Lathem, who was under intensive observation over the weekend in jail, appeared in court Monday, the same day university officials announced his firing. Northwestern officials said Lathem was terminated, effective Friday, “for the act of fleeing from police when there was an arrest warrant out for him.”
Less is known about Warren, who’s British. Warren and Lathem were seen in surveillance video leaving Lathem’s highrise apartment building the day of the stabbing, but it’s unclear what Warren’s relationship was to the other two men.
He is in charge of pensions and payroll at the University of Oxford’s Somerville College. Chicago police have said he’s 56 years old, while California authorities booked him into jail at 49 years old.
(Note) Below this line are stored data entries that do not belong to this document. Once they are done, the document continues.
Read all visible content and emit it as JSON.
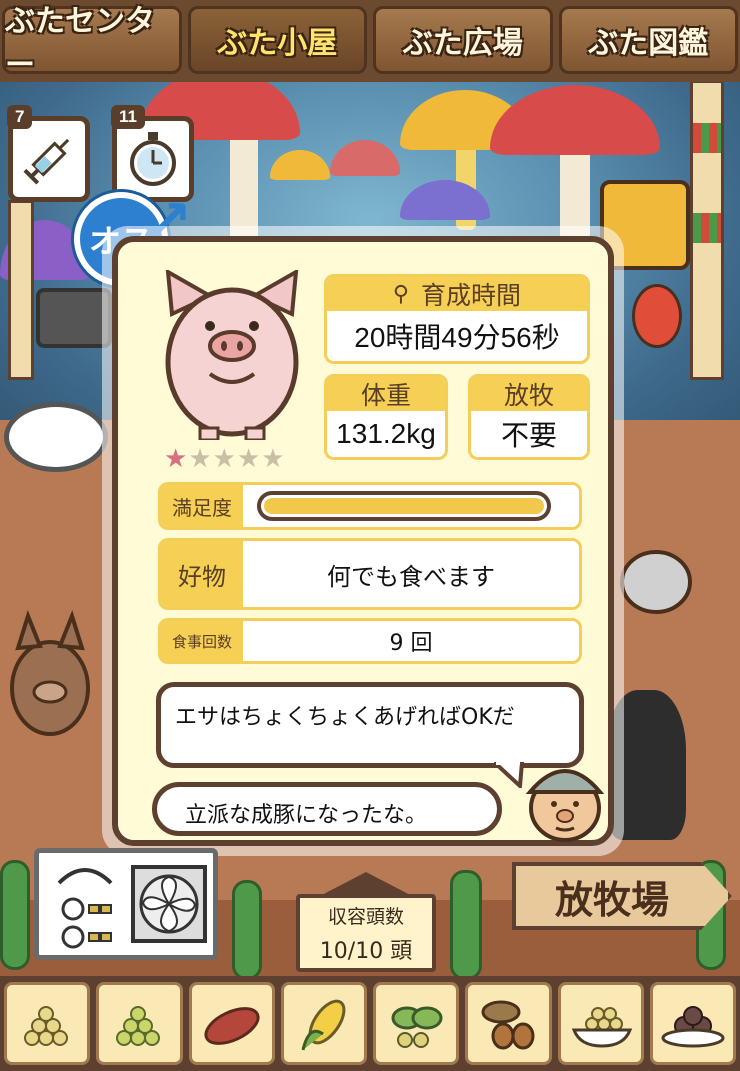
{
  "tabs": [
    {
      "label": "ぶたセンター",
      "active": false
    },
    {
      "label": "ぶた小屋",
      "active": true
    },
    {
      "label": "ぶた広場",
      "active": false
    },
    {
      "label": "ぶた図鑑",
      "active": false
    }
  ],
  "items": {
    "syringe": {
      "count": "7",
      "icon": "syringe-icon"
    },
    "stopwatch": {
      "count": "11",
      "icon": "stopwatch-icon"
    }
  },
  "gender": {
    "label": "オス",
    "icon": "male-symbol-icon"
  },
  "pig": {
    "rating": 1,
    "rating_max": 5,
    "growth_time_label": "育成時間",
    "growth_time_value": "20時間49分56秒",
    "weight_label": "体重",
    "weight_value": "131.2kg",
    "grazing_label": "放牧",
    "grazing_value": "不要",
    "satisfaction_label": "満足度",
    "satisfaction_level": 1.0,
    "favorite_label": "好物",
    "favorite_value": "何でも食べます",
    "meals_label": "食事回数",
    "meals_value": "9 回"
  },
  "dialogue": {
    "line1": "エサはちょくちょくあげればOKだ",
    "line2": "立派な成豚になったな。"
  },
  "capacity": {
    "label": "収容頭数",
    "value": "10/10 頭"
  },
  "pasture_button": "放牧場",
  "feeds": [
    {
      "name": "grain-feed-icon"
    },
    {
      "name": "green-grain-feed-icon"
    },
    {
      "name": "sweet-potato-icon"
    },
    {
      "name": "corn-icon"
    },
    {
      "name": "herbs-feed-icon"
    },
    {
      "name": "acorn-icon"
    },
    {
      "name": "bowl-feed-icon"
    },
    {
      "name": "premium-feed-icon"
    }
  ],
  "colors": {
    "accent_yellow": "#f6cf55",
    "frame_brown": "#5d4030",
    "panel_cream": "#fffbd6",
    "male_blue": "#2d7fd0",
    "star_on": "#d9707f"
  }
}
Warren arrived in the U.S. three days before Cornell-Duranleau’s death and after being reported missing in Great Britain, Chicago police confirmed. He doesn’t have an initial court appearance scheduled yet and is being held at the county jail in San Francisco.
The day the crime was committed, police say Lathem and Warren drove about 80 miles (128 kilometres) northwest of Chicago to Lake Geneva, Wisconsin, where one made a $1,000 cash donation to the local library in Cornell-Duranleau’s name. Lake Geneva authorities said the man making the donation didn’t give his name.
The two eluded police for eight days before their separate surrenders Friday in the Bay Area.
Lathem turned himself in at the Oakland federal building roughly the same time Warren turned himself in to police in San Francisco, authorities said. A U.S. Marshals spokesperson said surrender negotiations through an attorney began late Friday afternoon.